Finite $2$-groups with exactly three automorphism orbits
Alexander Bors, Stephen P. Glasby
TL;DR
This work classifies finite $3$-orbit $2$-groups, i.e., groups $G$ for which $\operatorname{Aut}(G)$ acting on $G$ has exactly three orbits. By translating the problem into a squaring data framework encoded by a consistent power-commutator presentation, the authors show the automorphism action is solvable and reduce the classification to Dornhoff’s list of Suzuki $2$-groups.

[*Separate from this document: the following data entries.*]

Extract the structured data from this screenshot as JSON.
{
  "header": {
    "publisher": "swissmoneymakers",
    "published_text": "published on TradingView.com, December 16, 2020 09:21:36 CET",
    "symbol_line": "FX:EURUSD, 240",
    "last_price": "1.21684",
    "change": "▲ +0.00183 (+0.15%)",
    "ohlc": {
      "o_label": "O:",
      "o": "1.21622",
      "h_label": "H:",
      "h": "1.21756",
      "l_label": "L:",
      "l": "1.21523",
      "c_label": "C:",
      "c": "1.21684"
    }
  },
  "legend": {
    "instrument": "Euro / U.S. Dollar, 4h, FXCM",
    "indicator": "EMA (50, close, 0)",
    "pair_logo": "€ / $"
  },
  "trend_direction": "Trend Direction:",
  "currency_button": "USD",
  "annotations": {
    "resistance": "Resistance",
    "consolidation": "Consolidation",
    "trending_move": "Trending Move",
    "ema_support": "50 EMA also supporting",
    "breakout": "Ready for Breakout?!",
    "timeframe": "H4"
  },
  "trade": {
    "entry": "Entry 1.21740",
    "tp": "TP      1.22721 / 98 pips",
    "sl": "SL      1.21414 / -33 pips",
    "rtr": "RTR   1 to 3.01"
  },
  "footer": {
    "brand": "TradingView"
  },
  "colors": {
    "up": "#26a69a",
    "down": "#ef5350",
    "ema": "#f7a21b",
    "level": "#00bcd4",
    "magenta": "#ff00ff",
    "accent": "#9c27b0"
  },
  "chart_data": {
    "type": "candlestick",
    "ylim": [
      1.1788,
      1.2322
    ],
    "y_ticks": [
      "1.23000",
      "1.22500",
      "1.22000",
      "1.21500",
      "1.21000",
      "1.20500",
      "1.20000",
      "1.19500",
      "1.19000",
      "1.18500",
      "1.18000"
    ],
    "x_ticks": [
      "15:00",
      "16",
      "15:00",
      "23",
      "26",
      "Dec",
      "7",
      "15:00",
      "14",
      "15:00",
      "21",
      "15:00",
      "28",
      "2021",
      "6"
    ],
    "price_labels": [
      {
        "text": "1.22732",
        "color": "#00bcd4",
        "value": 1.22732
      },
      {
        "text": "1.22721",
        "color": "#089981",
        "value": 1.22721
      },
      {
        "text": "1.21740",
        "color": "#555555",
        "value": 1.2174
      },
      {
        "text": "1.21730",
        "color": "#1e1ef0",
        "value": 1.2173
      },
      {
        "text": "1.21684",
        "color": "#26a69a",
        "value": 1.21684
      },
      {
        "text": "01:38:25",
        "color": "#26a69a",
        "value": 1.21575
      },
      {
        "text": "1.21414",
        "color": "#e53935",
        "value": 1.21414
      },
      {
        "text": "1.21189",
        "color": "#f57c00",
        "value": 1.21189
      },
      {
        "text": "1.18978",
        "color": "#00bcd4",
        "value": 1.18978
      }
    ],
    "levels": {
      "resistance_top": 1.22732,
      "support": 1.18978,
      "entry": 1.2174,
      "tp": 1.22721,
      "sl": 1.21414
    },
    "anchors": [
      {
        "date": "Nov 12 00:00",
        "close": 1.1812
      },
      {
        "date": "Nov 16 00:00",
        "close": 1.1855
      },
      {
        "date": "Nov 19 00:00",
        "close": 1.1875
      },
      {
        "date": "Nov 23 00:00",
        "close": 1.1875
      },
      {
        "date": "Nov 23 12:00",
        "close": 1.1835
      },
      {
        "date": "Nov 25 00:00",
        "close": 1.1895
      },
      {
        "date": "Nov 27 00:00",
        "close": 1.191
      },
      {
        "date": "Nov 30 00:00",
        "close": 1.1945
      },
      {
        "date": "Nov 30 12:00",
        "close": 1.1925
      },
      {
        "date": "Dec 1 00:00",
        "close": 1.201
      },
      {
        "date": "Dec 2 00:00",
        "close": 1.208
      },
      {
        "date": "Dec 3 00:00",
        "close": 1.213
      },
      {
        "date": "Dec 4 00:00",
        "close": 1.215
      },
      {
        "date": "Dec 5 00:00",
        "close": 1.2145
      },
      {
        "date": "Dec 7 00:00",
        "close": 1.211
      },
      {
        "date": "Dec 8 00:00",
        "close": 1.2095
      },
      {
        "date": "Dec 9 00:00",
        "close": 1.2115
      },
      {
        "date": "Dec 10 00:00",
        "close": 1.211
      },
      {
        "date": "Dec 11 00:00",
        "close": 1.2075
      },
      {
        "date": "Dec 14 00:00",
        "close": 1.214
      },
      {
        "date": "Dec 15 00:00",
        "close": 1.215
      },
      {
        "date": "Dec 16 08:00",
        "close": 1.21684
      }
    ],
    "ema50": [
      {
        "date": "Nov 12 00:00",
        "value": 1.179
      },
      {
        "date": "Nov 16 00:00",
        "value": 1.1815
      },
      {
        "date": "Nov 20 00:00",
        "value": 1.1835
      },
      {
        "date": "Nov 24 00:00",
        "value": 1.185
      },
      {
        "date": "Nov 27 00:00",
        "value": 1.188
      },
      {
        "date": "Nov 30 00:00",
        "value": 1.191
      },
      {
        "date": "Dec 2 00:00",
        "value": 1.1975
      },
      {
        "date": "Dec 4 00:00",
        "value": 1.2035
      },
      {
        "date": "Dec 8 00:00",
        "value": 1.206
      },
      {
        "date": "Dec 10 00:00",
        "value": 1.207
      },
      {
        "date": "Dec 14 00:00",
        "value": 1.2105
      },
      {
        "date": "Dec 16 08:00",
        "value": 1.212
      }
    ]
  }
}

They then identify the full set of corresponding groups as the Suzuki $2$-groups of three families: $A(n,\theta)$, $B(n,\operatorname{id},\mu+\mu^{-1})$, and the exceptional $B(3,\theta,\varepsilon)$, with explicit isomorphisms such as $P(\varepsilon)\cong B(3,\theta,\varepsilon)$. The results connect a structural, combinatorial encoding (the squaring map) with classical Suzuki–Dornhoff theory, completing the finite $3$-orbit $2$-group classification and clarifying relationships among the known examples.
Abstract
We give a complete classification of the finite $2$-groups $G$ for which the automorphism group $\operatorname{Aut}(G)$ acting naturally on $G$ has three orbits. There are two infinite families and one additional group, of order $2^9$. All of them are Suzuki $2$-groups, and they appear in an earlier classification of Dornhoff.